Best known, perhaps, is his satirical 1936 New Deal book “Mother Goose in Washington: A Story of Old King Dole and His Humpty Dumpty Court.” He also started the art department of the Washington Star newspaper (his position was terminated after a contentious cartoon depicting a boy who looked like the owner of The Star “mixing it up” with one who looked like the owner of The Washington Post), taught at The Washington School of Art, and developed the first correspondence art school.

Privately, he was an illusionist (the project he and Houdini were developing was cut short by Houdini’s death), a self-proclaimed spiritualist, my great-great grandfather, and a poet. The poem below, which rests near my desk, is undeniably sad, a marked difference from the mischievous man who crafted that cartoon. It strikes me for its singular representation of his verse; I’ve never seen another one of his poems. But it’s more than that. Though many teenagers and adults will tell you they like writing poetry because it helps them express the emotions with which they feel burdened, that this was written out of love for his departed wife seems to me no less moving, no less original. For it alone survives as my sole insight into her, and to him in this moment of loss.

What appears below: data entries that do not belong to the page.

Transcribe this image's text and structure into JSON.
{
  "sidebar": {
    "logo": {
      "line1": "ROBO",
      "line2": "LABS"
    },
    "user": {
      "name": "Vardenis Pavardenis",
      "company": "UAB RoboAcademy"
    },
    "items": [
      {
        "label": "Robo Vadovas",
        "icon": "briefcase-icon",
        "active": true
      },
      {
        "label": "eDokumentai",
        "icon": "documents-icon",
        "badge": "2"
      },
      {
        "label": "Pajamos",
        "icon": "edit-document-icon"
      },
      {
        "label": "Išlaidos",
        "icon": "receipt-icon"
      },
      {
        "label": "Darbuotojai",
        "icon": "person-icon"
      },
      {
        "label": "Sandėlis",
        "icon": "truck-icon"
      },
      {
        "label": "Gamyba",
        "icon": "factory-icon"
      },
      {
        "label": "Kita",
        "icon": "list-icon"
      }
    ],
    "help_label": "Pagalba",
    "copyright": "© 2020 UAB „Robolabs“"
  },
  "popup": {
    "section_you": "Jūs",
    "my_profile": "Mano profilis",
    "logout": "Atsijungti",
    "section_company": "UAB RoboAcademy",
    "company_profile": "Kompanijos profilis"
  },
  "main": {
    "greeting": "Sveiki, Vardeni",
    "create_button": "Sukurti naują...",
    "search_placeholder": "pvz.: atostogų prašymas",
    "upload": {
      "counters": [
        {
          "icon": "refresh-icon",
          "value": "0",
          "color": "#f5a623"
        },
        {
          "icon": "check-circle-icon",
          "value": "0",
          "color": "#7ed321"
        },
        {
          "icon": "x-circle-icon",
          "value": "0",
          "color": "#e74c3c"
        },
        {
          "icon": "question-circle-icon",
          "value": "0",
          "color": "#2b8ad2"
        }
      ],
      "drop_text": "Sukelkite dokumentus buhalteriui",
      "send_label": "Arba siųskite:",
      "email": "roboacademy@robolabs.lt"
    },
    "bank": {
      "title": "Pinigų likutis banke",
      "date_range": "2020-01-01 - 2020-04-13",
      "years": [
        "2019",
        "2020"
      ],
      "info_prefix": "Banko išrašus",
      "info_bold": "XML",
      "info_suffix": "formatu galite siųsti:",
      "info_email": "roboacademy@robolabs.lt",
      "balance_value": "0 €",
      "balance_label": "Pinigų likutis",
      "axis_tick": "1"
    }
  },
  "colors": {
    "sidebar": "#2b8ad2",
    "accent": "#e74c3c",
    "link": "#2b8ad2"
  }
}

To my knowledge it was never published, and as I am incapable of its critique, I wonder if its power lies only in its family connection. Or, would it have even made it into Ka Wai Ola?

IN MEMORIUM

If death were all, then all of living sweet
Is but a mockery. The leaves that fall
Deck not the somber trappings of a pall
Nor rustle to the tread of dying feet.
These sleeping hills again will thrill to greet
Another springing when the south winds call.
I could not bear the burden of any thrall,
My daily cares, the jargon of the street,
The winter’s chill, the summer’s ardent heat
Did I not know that through the silent years
Thou watchest o’er my strivings and my fears
And hopeless grieving would my days complete;
My eyes be dim with unavailing tears.